Anurag Jain and Patrick Brandt Share How They Started Nonprofit Get Shift Done Amidst a Pandemic

What started as an idea with backing from community organizers and restaurant owners, Get Shift Done has rallied support to give meals and livelihoods to at-risk groups in 11 cities.

Get Shift Done is an initiative formed during COVID-19 that connects displaced hospitality workers with nonprofits to serve and provide hunger relief to 11 cities across the United States. In just 90 days of existence, Get Shift Done served 40 million meals to at-risk groups and gave livelihoods, at $10 per hour, to more than 20,000 laid-off hospitality professionals. 

Moderated by Ann Montgomery, United Way’s VP of Innovation & Design for Metropolitan Dallas, Get Shift Done founders Anurag Jain and Patrick Brandt spoke during a Dallas Startup Week session about “Starting a Nonprofit in Times of Crisis.” 

Through a collaboration with the Communities Foundation of Texas, Jain and Brandt, who both hold executive positions in the for-profit world as their day jobs, found time to raise funds that put people in North Texas back to work. 

Get Shift Done COVID-19

Anurag Jain

The national nonprofit has only arranged corporate strategies through the end of the year. Though Jain, who is the chairman of the North Texas Food Bank, calls Get Shift Done “magic,” he identifies the humility that came from plans crumbling due to COVID. 

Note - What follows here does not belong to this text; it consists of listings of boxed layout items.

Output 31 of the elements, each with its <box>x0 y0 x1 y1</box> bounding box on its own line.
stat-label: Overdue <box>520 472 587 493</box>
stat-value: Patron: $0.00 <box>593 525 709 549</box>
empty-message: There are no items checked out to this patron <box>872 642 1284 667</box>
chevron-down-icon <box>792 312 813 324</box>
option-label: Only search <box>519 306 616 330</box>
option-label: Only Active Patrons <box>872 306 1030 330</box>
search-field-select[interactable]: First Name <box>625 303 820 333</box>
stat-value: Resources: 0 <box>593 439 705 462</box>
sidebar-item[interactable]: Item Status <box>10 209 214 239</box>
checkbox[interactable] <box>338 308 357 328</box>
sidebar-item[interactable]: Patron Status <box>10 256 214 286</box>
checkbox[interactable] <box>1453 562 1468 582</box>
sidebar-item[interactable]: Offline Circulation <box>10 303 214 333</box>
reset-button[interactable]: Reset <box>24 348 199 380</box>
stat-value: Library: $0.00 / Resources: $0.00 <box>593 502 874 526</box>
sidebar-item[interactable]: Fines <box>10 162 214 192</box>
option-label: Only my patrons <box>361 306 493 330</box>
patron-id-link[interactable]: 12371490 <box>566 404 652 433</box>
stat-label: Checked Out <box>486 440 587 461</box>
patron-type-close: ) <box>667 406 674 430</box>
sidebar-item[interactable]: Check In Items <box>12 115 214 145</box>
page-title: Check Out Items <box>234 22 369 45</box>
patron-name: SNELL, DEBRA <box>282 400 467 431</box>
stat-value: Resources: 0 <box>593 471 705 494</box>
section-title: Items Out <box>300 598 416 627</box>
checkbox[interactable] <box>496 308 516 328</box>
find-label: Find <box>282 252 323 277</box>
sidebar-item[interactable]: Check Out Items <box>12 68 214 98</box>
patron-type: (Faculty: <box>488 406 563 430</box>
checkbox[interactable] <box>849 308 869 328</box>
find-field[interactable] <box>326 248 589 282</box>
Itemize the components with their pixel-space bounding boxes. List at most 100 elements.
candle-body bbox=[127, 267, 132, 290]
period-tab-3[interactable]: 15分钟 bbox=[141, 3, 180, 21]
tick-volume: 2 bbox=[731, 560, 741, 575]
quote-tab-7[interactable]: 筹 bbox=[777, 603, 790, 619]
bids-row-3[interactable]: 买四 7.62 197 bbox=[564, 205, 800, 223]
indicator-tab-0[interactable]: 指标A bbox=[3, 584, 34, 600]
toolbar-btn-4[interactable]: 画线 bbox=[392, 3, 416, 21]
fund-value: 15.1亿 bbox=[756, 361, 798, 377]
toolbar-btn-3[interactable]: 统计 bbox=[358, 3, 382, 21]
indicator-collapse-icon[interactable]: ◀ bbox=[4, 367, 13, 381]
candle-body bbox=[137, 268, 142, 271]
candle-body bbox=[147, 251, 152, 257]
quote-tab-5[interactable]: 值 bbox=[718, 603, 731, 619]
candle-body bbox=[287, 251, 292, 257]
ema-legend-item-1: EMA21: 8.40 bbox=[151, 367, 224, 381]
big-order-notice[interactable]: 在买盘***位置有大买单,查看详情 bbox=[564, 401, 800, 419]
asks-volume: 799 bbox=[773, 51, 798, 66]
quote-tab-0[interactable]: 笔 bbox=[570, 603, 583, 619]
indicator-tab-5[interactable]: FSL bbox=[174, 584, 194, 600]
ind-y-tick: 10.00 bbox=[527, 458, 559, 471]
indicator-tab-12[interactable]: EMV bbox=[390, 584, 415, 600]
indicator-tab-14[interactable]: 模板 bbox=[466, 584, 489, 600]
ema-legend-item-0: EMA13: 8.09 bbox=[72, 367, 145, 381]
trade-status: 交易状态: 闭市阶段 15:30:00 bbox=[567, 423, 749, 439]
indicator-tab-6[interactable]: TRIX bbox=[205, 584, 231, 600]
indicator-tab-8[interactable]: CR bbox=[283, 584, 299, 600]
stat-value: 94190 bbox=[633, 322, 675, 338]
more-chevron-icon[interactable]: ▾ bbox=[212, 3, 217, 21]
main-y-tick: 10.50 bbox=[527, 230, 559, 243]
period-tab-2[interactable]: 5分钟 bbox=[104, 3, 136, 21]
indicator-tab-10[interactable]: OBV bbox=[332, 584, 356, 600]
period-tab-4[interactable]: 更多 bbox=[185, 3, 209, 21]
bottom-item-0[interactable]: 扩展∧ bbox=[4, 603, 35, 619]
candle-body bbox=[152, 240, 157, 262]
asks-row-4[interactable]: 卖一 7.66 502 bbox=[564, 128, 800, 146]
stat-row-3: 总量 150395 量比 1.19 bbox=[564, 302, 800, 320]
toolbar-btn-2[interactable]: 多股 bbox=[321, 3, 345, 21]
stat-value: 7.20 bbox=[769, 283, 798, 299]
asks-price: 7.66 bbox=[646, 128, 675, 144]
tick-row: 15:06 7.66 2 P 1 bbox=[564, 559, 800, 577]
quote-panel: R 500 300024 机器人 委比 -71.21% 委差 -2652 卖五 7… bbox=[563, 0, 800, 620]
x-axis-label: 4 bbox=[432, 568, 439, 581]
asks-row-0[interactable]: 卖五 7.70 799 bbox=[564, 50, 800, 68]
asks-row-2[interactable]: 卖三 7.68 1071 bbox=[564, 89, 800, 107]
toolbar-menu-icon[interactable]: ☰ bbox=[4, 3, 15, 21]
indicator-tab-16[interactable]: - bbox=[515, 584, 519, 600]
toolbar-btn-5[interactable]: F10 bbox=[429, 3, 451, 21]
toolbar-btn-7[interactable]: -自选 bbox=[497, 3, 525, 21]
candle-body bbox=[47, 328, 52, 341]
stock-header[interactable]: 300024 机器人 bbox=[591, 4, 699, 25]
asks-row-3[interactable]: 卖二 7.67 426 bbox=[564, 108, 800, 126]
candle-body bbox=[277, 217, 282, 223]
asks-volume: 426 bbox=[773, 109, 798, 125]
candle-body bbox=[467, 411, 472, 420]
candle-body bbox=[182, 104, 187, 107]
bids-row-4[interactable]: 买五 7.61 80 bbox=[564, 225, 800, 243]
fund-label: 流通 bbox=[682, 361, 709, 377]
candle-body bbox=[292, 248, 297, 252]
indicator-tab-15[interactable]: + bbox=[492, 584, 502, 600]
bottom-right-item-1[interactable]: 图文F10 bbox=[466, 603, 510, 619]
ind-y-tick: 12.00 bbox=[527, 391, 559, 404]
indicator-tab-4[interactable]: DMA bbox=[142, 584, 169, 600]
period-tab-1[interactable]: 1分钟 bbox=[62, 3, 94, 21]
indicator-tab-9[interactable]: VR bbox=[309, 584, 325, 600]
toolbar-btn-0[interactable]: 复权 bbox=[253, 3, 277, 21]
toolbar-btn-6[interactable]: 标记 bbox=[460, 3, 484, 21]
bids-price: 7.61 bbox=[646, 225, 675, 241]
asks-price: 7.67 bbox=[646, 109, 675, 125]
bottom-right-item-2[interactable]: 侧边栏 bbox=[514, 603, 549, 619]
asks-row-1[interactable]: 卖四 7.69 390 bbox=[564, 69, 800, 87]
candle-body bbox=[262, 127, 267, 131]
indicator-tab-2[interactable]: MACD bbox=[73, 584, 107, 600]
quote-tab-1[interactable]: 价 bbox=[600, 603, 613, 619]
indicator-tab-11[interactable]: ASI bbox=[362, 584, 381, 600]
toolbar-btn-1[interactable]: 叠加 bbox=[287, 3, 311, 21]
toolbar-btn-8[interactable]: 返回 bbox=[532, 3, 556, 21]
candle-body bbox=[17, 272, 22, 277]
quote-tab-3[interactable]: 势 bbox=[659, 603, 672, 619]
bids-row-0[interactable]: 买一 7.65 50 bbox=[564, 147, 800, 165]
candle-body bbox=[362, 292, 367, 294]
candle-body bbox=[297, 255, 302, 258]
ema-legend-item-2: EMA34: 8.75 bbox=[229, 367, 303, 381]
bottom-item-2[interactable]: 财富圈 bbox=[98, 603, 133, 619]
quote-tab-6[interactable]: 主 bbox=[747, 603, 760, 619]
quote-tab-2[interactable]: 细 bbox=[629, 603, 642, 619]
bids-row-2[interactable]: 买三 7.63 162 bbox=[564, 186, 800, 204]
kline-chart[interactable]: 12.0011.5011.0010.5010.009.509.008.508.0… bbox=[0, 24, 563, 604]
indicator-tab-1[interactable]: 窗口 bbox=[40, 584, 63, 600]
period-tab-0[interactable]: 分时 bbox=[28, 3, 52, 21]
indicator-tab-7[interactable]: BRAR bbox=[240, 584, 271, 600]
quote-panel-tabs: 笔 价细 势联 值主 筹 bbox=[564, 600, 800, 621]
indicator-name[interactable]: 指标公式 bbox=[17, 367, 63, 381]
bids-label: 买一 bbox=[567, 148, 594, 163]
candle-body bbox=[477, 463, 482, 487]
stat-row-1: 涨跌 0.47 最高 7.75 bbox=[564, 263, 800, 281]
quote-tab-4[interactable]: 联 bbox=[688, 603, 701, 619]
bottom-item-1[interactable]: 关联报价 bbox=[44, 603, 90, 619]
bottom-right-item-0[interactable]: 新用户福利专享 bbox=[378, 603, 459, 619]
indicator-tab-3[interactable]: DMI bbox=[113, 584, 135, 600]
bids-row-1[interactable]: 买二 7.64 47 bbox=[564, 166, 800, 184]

“It’s impossible at this point to predict too far ahead,” Jain said during the event. “In fact, time is no longer linear in the marketplace mindset, so we’re taking it in chunks.” 

Bringing industry knowledge as his means to create philanthropic ends, Jain quantifies startup success. 

“There are nine things that are important: the right idea, passion, processing, fundraising, technology, collaboration, scaling, governance, and your team,” Jain said. “Even with all these pieces, for five months now, we’ve spent countless hours, eating, and dreaming this thing.” 

Get Shift Done COVID-19

Patrick Brandt

Jain declares Dallas as exceptional in facing the ramifications of the healthcare crisis head-on and cites the city as an inspiration in the enterprise. 

“I have never seen so many people come together that quickly to keep people safe,” Jain said. 

Meeting a critical challenge at a critical time, the pair rose above the tests of the pandemic-produced recession to mobilize resources and partners. Before long, the local startup scaled operations nationally from New Orleans to Washington D.C. 

Get Shift Done utilizes partnerships with the likes of Capital One, Sarah and Ross Perot Jr. Foundation, Access Healthcare, and Shiftsmart, as well as seed funding and technology to offer a program that can be launched in any location. Having attained national recognition, the duo still believes that no job is too small for either founder. 

“As an entrepreneur and a product visionary, you have to be all in and be there,” Brandt, who is also the president of Shiftsmart, said. “If it doesn’t work on day one, you’ll certainly never get to day 100.”